Let $\Lambda$ be the circle tangent to both $\Gamma_1$ and $\Gamma_2$ . Also let $r_1$ and $r_2$ be the radii of $\Gamma_1$ and $\Gamma_2$ , respectively, and let $x$ be the radius of $\Lambda$ . Finally, let $G_1$ and $G_2$ be the centers of $\Gamma_1$ and $\Gamma_2$ , respectively, and let $L$ be the center of $\Lambda$ .

There are four cases to consider.

Case 1: $\Lambda$ is inside both $\Gamma_1$ and $\Gamma_2$

In this case, $|G_1L-LG_2| = |(r_1-x)-(r_2-x)| = |r_1-r_2|$ , which is constant.

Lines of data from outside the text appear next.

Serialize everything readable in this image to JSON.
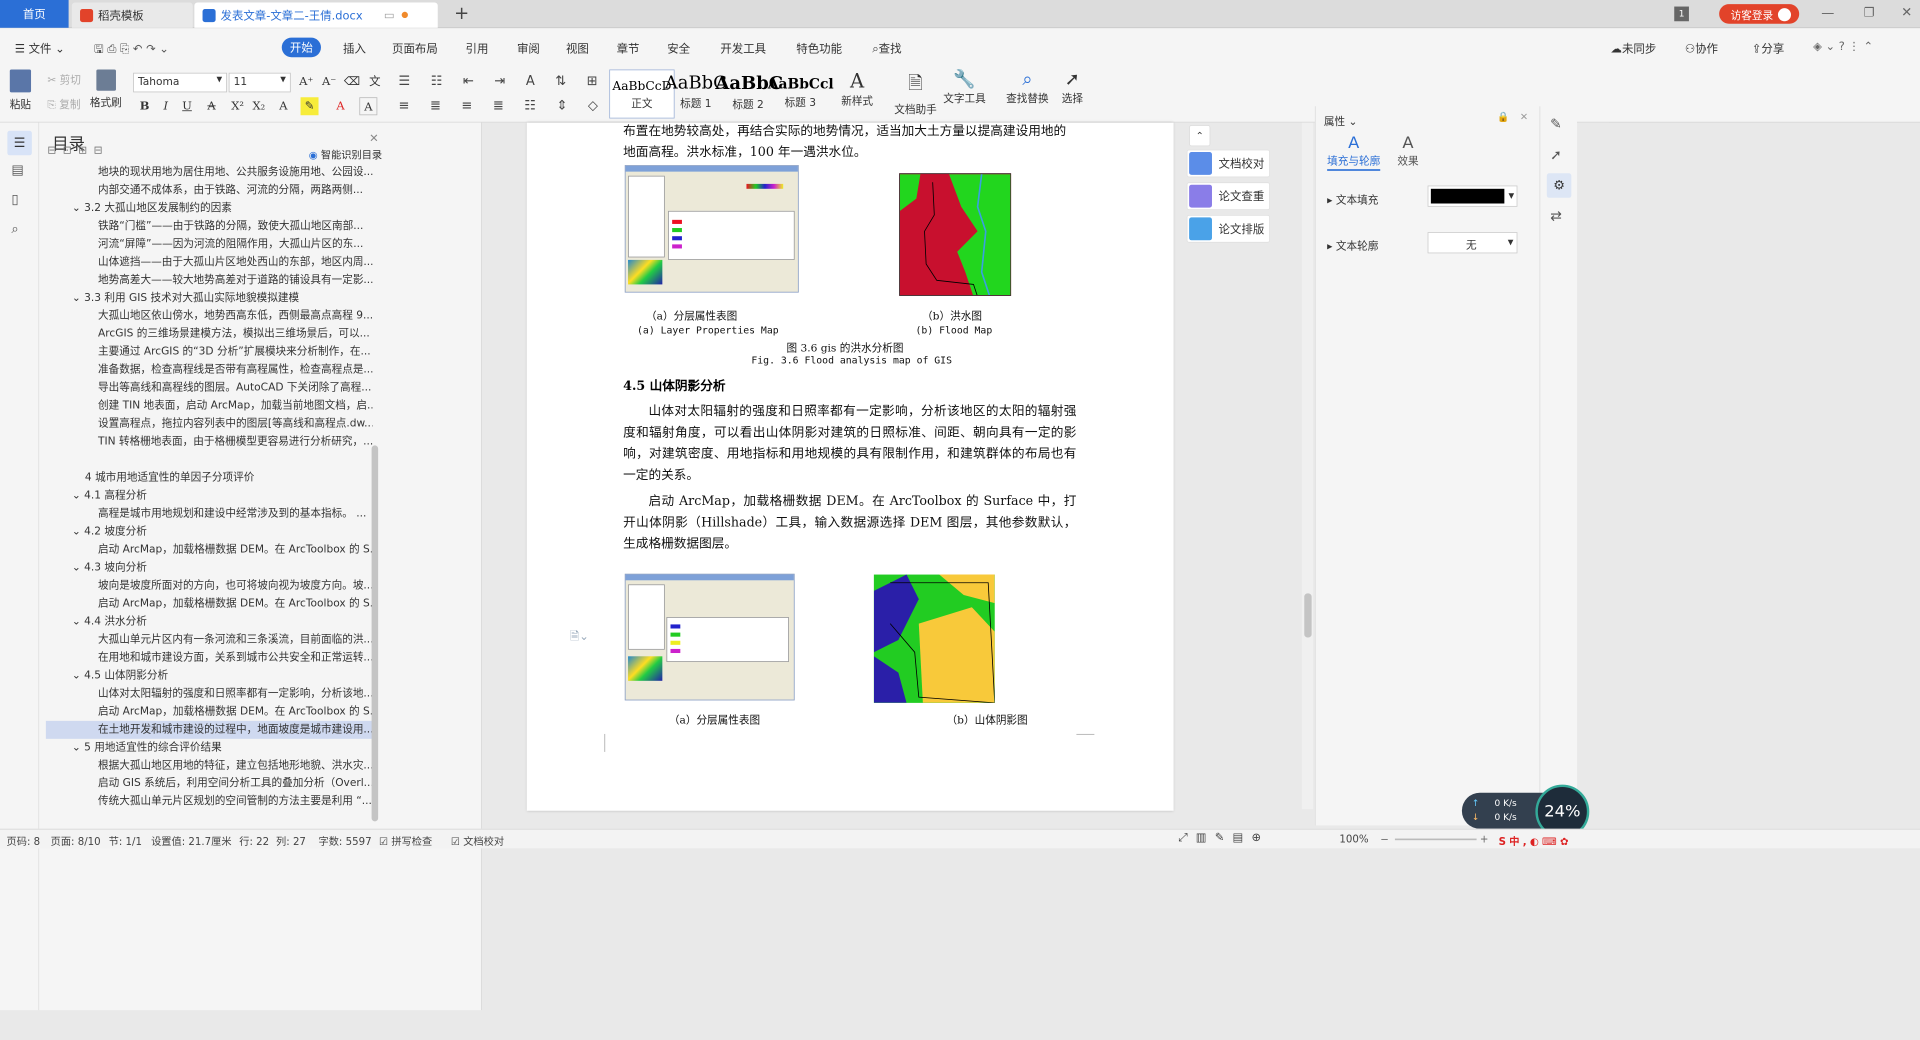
{
  "tabs": {
    "home": "首页",
    "template": "稻壳模板",
    "doc": "发表文章-文章二-王倩.docx"
  },
  "topright": {
    "badge": "1",
    "login": "访客登录"
  },
  "menu": {
    "file": "文件",
    "start": "开始",
    "insert": "插入",
    "layout": "页面布局",
    "ref": "引用",
    "review": "审阅",
    "view": "视图",
    "chapter": "章节",
    "security": "安全",
    "dev": "开发工具",
    "features": "特色功能",
    "search": "查找",
    "unsync": "未同步",
    "collab": "协作",
    "share": "分享"
  },
  "ribbon": {
    "paste": "粘贴",
    "cut": "剪切",
    "copy": "复制",
    "format_painter": "格式刷",
    "font": "Tahoma",
    "size": "11",
    "styles": [
      "正文",
      "标题 1",
      "标题 2",
      "标题 3"
    ],
    "styles_preview": [
      "AaBbCcD",
      "AaBbC",
      "AaBbC",
      "AaBbCcl"
    ],
    "newstyle": "新样式",
    "docassist": "文档助手",
    "texttools": "文字工具",
    "findreplace": "查找替换",
    "select": "选择"
  },
  "toc": {
    "title": "目录",
    "smart": "智能识别目录",
    "items": [
      {
        "level": 3,
        "text": "地块的现状用地为居住用地、公共服务设施用地、公园设..."
      },
      {
        "level": 3,
        "text": "内部交通不成体系，由于铁路、河流的分隔，两路两侧..."
      },
      {
        "level": 2,
        "text": "3.2 大孤山地区发展制约的因素"
      },
      {
        "level": 3,
        "text": "铁路“门槛”——由于铁路的分隔，致使大孤山地区南部..."
      },
      {
        "level": 3,
        "text": "河流“屏障”——因为河流的阻隔作用，大孤山片区的东..."
      },
      {
        "level": 3,
        "text": "山体遮挡——由于大孤山片区地处西山的东部，地区内周..."
      },
      {
        "level": 3,
        "text": "地势高差大——较大地势高差对于道路的铺设具有一定影..."
      },
      {
        "level": 2,
        "text": "3.3  利用 GIS 技术对大孤山实际地貌模拟建模"
      },
      {
        "level": 3,
        "text": "大孤山地区依山傍水，地势西高东低，西侧最高点高程 9..."
      },
      {
        "level": 3,
        "text": "ArcGIS 的三维场景建模方法，模拟出三维场景后，可以..."
      },
      {
        "level": 3,
        "text": "主要通过 ArcGIS 的“3D 分析”扩展模块来分析制作，在..."
      },
      {
        "level": 3,
        "text": "准备数据，检查高程线是否带有高程属性，检查高程点是..."
      },
      {
        "level": 3,
        "text": "导出等高线和高程线的图层。AutoCAD 下关闭除了高程..."
      },
      {
        "level": 3,
        "text": "创建 TIN 地表面，启动 ArcMap，加载当前地图文档，启..."
      },
      {
        "level": 3,
        "text": "设置高程点，拖拉内容列表中的图层[等高线和高程点.dw..."
      },
      {
        "level": 3,
        "text": "TIN 转格栅地表面，由于格栅模型更容易进行分析研究，..."
      },
      {
        "level": 0,
        "text": ""
      },
      {
        "level": 1,
        "text": "4  城市用地适宜性的单因子分项评价"
      },
      {
        "level": 2,
        "text": "4.1  高程分析"
      },
      {
        "level": 3,
        "text": "高程是城市用地规划和建设中经常涉及到的基本指标。   ..."
      },
      {
        "level": 2,
        "text": "4.2  坡度分析"
      },
      {
        "level": 3,
        "text": "启动 ArcMap，加载格栅数据 DEM。在 ArcToolbox 的 S..."
      },
      {
        "level": 2,
        "text": "4.3  坡向分析"
      },
      {
        "level": 3,
        "text": "坡向是坡度所面对的方向，也可将坡向视为坡度方向。坡..."
      },
      {
        "level": 3,
        "text": "启动 ArcMap，加载格栅数据 DEM。在 ArcToolbox 的 S..."
      },
      {
        "level": 2,
        "text": "4.4  洪水分析"
      },
      {
        "level": 3,
        "text": "大孤山单元片区内有一条河流和三条溪流，目前面临的洪..."
      },
      {
        "level": 3,
        "text": "在用地和城市建设方面，关系到城市公共安全和正常运转..."
      },
      {
        "level": 2,
        "text": "4.5  山体阴影分析"
      },
      {
        "level": 3,
        "text": "山体对太阳辐射的强度和日照率都有一定影响，分析该地..."
      },
      {
        "level": 3,
        "text": "启动 ArcMap，加载格栅数据 DEM。在 ArcToolbox 的 S..."
      },
      {
        "level": 3,
        "text": "在土地开发和城市建设的过程中，地面坡度是城市建设用..."
      },
      {
        "level": 2,
        "text": "5  用地适宜性的综合评价结果"
      },
      {
        "level": 3,
        "text": "根据大孤山地区用地的特征，建立包括地形地貌、洪水灾..."
      },
      {
        "level": 3,
        "text": "启动 GIS  系统后，利用空间分析工具的叠加分析（Overl..."
      },
      {
        "level": 3,
        "text": "传统大孤山单元片区规划的空间管制的方法主要是利用 “..."
      }
    ]
  },
  "doc": {
    "p0a": "布置在地势较高处，再结合实际的地势情况，适当加大土方量以提高建设用地的",
    "p0b": "地面高程。洪水标准，100 年一遇洪水位。",
    "cap_a1": "（a）分层属性表图",
    "cap_a1en": "(a) Layer Properties Map",
    "cap_b1": "（b）洪水图",
    "cap_b1en": "(b) Flood Map",
    "fig36": "图 3.6 gis 的洪水分析图",
    "fig36en": "Fig. 3.6 Flood analysis map of GIS",
    "h45": "4.5 山体阴影分析",
    "p1": "山体对太阳辐射的强度和日照率都有一定影响，分析该地区的太阳的辐射强度和辐射角度，可以看出山体阴影对建筑的日照标准、间距、朝向具有一定的影响，对建筑密度、用地指标和用地规模的具有限制作用，和建筑群体的布局也有一定的关系。",
    "p2": "启动 ArcMap，加载格栅数据 DEM。在 ArcToolbox 的 Surface 中，打开山体阴影（Hillshade）工具，输入数据源选择 DEM 图层，其他参数默认，生成格栅数据图层。",
    "cap_a2": "（a）分层属性表图",
    "cap_b2": "（b）山体阴影图"
  },
  "props": {
    "title": "属性",
    "tab1": "填充与轮廓",
    "tab2": "效果",
    "fill": "文本填充",
    "outline": "文本轮廓",
    "outline_val": "无"
  },
  "sidebtns": [
    "文档校对",
    "论文查重",
    "论文排版"
  ],
  "status": {
    "pages": "页码: 8",
    "page": "页面: 8/10",
    "section": "节: 1/1",
    "setting": "设置值: 21.7厘米",
    "row": "行: 22",
    "col": "列: 27",
    "words": "字数: 5597",
    "spell": "拼写检查",
    "proof": "文档校对",
    "zoom": "100%",
    "net_up": "0 K/s",
    "net_down": "0 K/s",
    "cpu": "24%"
  }
}
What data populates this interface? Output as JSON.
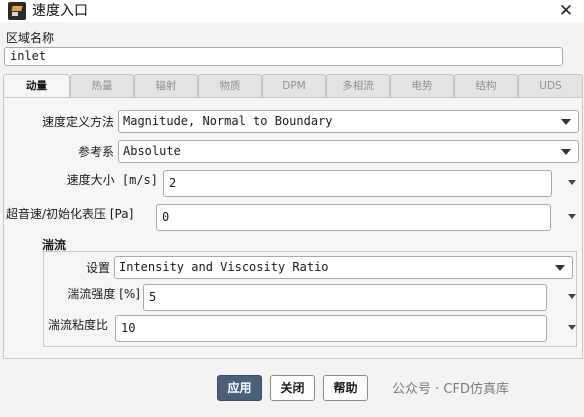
{
  "window": {
    "title": "速度入口",
    "close_glyph": "✕"
  },
  "zone": {
    "label": "区域名称",
    "value": "inlet"
  },
  "tabs": [
    {
      "label": "动量",
      "active": true
    },
    {
      "label": "热量",
      "active": false
    },
    {
      "label": "辐射",
      "active": false
    },
    {
      "label": "物质",
      "active": false
    },
    {
      "label": "DPM",
      "active": false
    },
    {
      "label": "多相流",
      "active": false
    },
    {
      "label": "电势",
      "active": false
    },
    {
      "label": "结构",
      "active": false
    },
    {
      "label": "UDS",
      "active": false
    }
  ],
  "momentum": {
    "velocity_spec": {
      "label": "速度定义方法",
      "value": "Magnitude, Normal to Boundary"
    },
    "reference_frame": {
      "label": "参考系",
      "value": "Absolute"
    },
    "velocity_magnitude": {
      "label": "速度大小 [m/s]",
      "value": "2"
    },
    "gauge_pressure": {
      "label": "超音速/初始化表压 [Pa]",
      "value": "0"
    }
  },
  "turbulence": {
    "title": "湍流",
    "spec": {
      "label": "设置",
      "value": "Intensity and Viscosity Ratio"
    },
    "intensity": {
      "label": "湍流强度 [%]",
      "value": "5"
    },
    "viscosity_ratio": {
      "label": "湍流粘度比",
      "value": "10"
    }
  },
  "buttons": {
    "apply": "应用",
    "close": "关闭",
    "help": "帮助"
  },
  "watermark": "公众号 · CFD仿真库",
  "colors": {
    "primary_button": "#4a6079",
    "background": "#f3f3f3"
  }
}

Case 2: $\Lambda$ is outside both $\Gamma_1$ and $\Gamma_2$

In this case, $|G_1L-LG_2| = |(r_1+x)-(r_2+x)| = |r_1-r_2|$ , the same constant as in Case 1 above. Therefore, in both Case 1 and Case 2 , the center $L$ lies on a hyperbola whose foci are $G_1$ and $G_2$ .

Case 3: $\Lambda$ is inside $\Gamma_1$ but outside $\Gamma_2$

In this case, $G_1L+LG_2 = (r_1-x)+(r_2+x) = r_1+r_2$ , which is constant.

Case 4: $\Lambda$ is outside $\Gamma_1$ but inside $\Gamma_2$

In this case, $G_1L+LG_2 = (r_1+x)+(r_2-x) = r_1+r_2$ , the same constant as in Case 3 above. Therefore, in both Case 1 and Case 2 , the center $L$ lies on an ellipse whose foci are $G_1$ and $G_2$ .

I realize that this is not a complete/rigorous proof, but there's enough there to make "an ellipse and a hyperbola" at least the best answer among the choices given!